Tang Lei, Wang Xiyue, Xia Zhengzheng, Yan Jiayu, Lin Shanshan
Department of Infectious Diseases, The Second Affiliated Hospital of Anhui Medical University, Hefei, 230601, China.
The First Clinical College, Guangdong Medical University, Zhanjiang, 524023, Guangdong, China.
Discov Oncol. 2025 Apr 25;16(1):616. doi: 10.1007/s12672-025-02426-1.
Hepatocellular carcinoma (HCC) remains a major therapeutic challenge due to its immunosuppressive tumor microenvironment (TME) and resistance to immune checkpoint inhibitors (ICIs). Pyroptosis is a form of cell death with complex dual functions in tumor immunity. However, the precise regulatory mechanisms and interactions between pyroptosis and immune evasion in HCC remain poorly understood. This study aimed to elucidate the role of ATP6AP1 in pyroptosis-mediated TME remodeling and its potential as a therapeutic target.

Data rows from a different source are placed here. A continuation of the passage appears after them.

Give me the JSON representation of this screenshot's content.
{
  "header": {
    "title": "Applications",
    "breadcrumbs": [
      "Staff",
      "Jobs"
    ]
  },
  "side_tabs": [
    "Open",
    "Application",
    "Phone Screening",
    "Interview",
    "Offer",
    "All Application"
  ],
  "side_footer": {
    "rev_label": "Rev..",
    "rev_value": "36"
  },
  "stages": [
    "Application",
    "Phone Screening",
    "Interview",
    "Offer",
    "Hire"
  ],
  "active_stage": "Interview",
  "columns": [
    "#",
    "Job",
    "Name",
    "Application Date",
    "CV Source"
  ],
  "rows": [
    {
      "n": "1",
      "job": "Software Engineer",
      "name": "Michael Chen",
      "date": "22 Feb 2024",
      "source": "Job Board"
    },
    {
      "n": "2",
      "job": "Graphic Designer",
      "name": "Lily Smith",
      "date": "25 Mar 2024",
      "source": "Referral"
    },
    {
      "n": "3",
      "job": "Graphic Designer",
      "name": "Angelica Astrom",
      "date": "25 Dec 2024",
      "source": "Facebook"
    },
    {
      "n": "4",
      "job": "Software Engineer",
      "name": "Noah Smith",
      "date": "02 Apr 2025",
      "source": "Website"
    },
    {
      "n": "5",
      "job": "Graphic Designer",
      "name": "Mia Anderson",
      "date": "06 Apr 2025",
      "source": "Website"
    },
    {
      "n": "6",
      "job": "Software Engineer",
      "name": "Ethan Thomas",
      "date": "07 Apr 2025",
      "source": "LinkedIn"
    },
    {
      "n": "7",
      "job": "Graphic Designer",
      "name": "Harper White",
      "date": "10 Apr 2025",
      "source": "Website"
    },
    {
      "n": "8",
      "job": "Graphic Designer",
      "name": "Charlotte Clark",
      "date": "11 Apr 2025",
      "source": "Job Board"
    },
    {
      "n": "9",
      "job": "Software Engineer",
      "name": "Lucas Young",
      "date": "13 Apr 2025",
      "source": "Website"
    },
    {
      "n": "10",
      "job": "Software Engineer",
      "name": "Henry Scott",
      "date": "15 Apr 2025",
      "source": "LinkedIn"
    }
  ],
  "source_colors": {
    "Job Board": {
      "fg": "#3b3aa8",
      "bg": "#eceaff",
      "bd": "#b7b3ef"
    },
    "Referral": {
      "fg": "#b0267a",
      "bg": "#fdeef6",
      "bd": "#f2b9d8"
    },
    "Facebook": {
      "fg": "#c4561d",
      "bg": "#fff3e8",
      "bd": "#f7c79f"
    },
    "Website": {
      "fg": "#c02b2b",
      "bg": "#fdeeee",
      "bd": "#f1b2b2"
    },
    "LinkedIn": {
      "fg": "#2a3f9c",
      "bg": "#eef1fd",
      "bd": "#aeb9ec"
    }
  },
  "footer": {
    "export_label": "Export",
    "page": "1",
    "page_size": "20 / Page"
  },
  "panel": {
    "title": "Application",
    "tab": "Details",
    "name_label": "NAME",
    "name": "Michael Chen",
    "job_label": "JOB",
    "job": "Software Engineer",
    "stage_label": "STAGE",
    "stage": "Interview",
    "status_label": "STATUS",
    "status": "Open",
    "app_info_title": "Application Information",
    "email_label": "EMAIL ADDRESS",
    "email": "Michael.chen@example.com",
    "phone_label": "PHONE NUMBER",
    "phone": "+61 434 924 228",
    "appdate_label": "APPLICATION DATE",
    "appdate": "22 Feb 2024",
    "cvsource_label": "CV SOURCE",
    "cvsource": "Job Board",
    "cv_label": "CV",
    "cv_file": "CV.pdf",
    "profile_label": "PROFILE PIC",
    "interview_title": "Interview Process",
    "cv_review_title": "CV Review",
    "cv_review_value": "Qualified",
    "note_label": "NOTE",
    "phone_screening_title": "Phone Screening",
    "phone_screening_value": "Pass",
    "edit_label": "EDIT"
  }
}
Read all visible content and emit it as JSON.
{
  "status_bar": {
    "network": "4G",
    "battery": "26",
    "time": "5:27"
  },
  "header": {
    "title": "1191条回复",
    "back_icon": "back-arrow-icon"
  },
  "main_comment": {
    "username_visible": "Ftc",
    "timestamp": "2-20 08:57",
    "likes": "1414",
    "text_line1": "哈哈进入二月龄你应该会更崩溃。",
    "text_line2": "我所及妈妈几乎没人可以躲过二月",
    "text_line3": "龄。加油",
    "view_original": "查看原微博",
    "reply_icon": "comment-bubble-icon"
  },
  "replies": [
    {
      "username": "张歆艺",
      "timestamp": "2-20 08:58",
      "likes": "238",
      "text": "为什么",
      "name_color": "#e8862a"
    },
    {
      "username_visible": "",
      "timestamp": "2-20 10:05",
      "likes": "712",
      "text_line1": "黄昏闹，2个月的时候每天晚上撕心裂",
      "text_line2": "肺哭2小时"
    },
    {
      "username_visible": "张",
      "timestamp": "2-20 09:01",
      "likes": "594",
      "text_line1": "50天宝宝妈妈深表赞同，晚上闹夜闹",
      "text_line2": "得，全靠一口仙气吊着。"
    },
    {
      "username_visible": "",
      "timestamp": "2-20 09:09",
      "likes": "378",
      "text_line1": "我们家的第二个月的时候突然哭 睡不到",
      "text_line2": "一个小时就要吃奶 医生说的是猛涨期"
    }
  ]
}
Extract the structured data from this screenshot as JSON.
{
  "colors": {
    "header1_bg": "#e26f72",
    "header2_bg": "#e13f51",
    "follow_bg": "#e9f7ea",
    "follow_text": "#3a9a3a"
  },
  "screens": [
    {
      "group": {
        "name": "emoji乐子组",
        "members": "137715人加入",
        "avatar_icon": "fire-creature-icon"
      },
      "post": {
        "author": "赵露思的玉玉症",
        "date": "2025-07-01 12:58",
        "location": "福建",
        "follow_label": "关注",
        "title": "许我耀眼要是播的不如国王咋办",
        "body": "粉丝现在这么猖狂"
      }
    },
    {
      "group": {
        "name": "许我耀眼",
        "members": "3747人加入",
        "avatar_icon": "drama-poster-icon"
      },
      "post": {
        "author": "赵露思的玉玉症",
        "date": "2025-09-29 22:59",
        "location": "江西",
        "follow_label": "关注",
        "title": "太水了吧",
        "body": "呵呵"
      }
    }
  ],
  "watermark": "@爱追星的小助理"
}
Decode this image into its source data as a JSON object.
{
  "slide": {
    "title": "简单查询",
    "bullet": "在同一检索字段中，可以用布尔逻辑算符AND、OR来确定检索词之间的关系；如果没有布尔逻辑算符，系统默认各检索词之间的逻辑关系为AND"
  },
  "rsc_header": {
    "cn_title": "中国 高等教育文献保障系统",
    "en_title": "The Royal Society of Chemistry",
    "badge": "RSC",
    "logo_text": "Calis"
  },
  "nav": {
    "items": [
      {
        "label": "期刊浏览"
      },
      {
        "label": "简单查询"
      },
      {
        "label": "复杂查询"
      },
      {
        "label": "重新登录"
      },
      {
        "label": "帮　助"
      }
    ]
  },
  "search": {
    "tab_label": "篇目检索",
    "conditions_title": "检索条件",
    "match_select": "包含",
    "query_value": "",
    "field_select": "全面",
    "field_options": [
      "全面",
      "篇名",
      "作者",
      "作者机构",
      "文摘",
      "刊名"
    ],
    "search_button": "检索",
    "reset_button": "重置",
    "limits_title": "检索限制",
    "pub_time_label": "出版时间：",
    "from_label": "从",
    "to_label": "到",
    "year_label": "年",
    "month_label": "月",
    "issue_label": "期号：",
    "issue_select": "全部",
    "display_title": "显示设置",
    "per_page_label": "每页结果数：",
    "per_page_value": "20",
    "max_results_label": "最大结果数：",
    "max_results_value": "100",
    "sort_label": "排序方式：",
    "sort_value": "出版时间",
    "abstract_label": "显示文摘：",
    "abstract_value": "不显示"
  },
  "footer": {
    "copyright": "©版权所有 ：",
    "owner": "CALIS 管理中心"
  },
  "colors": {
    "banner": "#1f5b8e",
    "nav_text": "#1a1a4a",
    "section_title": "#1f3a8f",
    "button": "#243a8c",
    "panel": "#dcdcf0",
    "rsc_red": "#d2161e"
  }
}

We integrated large-scale datasets from TCGA and GEO databases to identify core modules by weighted gene co-expression network analysis (WGCNA), while mutation profiling and survival analysis verified clinical relevance. Multiple machine learning techniques, including GBM (gradient boosting machine), XGBoost (extreme gradient boosting machine), SVM (support vector machine), LASSO (least absolute shrinkage and selection operator) and random forest, as well as functional analysis, were used to systematically investigate the role of ATP6AP1 in HCC. Finally, CIBERSORT was used to analyze the immune infiltration pattern to gain insight into the mechanism.
Through a rigorous multi-algorithm screening process, ATP6AP1 was found to be a highly reliable biomarker with an area under the curve (AUC) of 0.979. We found that it has a recurrent C > T mutation with an incidence of 68%. Notably, its expression level was associated with stage (P < 0.001). We also found that regions with high ATP6AP1 expression were enriched in resting DCS (P < 0.05) and regulatory T cells (P < 0.05), which further promoted immunosuppressed TME.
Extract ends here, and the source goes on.